Chinese startup Misspao is making waves with its unique answer to the biggest barrier facing professionals who want to stay fit and healthy: time.

The group has unveiled a ‘pod gym’, a small street booth with enough space and equipment for one person to work out as they please. Based on its early success, it looks likely to redefine when, where and how we exercise.

The pod is linked with a smartphone app that can be used to book, pay as you go and unlock the booth with a QR code. It doesn’t even cost a fortune, with current costs reported as US $0.25 cents per minute or $7.50 for a half-hour workout.

The pod gym can be booked and unlocked via an app.

The compact design balances spatial convenience with all the bells and whistles you need to break a sweat, including a built-in treadmill and a range of other gym gear. There’s even an air purifier and a screen for playing music, movies and TV shows – would it kill them to add a blender for our protein shakes, too?
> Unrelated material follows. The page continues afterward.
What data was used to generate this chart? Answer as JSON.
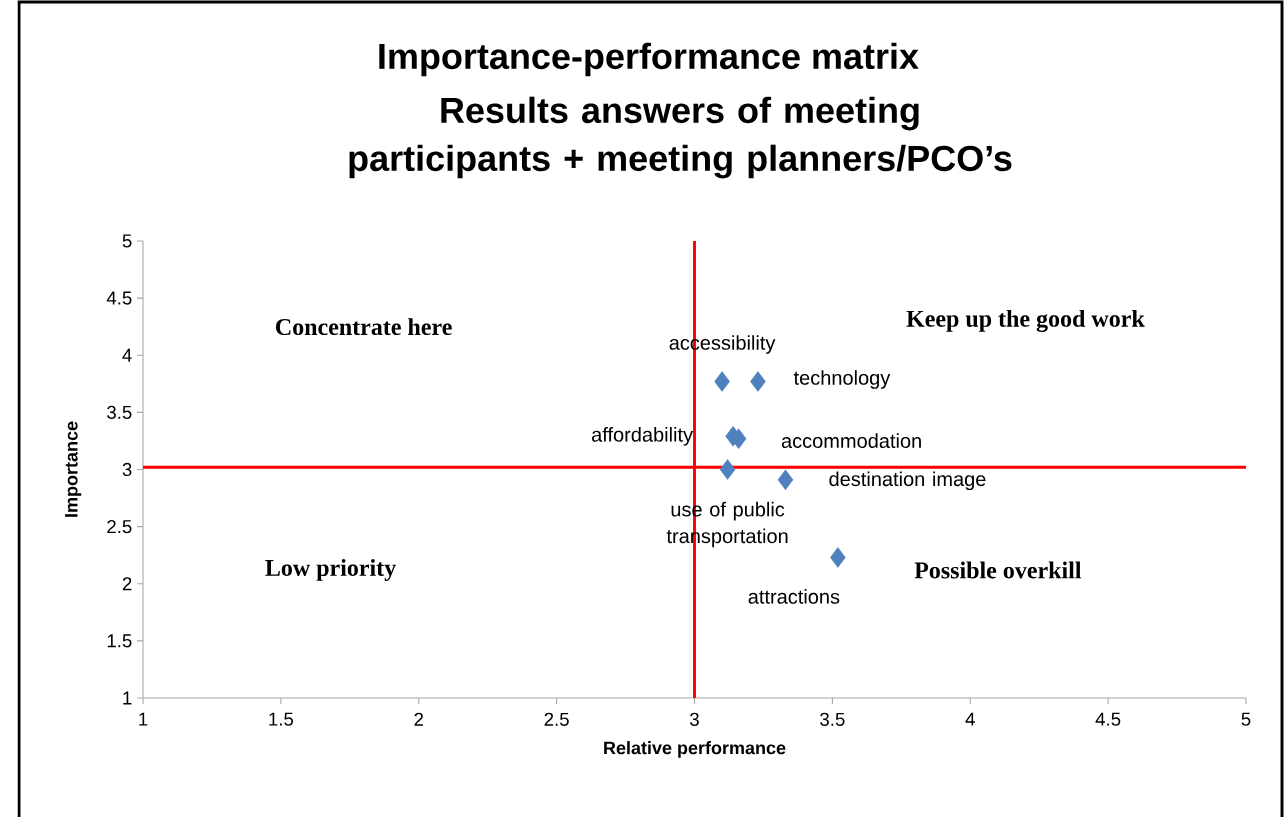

The idea has proved to be such a hit with professionals that the startup is planning to install as many as 1,000 pods across the streets of China by the end of the year.

If you’re shuddering the thought of using a sweaty, overused one-person pod gym, don’t fret. A maintenance team regularly visits each pod to give it a thorough clean.

Could we be seeing these on Australian streets in the near future?

This launch isn’t the only unique business concept we’ve seen in recent times, with the launch of a Vancouver-based startup that has found an ingenious way to recycle used chopsticks.

Meanwhile, a Toyota-backed startup from Japan is developing a flying car with the hopes of unveiling it at the 2020 Summer Olympics in Tokyo.

Misspao is only installing pod gyms in China at this stage, but its promising early success may mean we see a similar concept hitting Australia in the near future.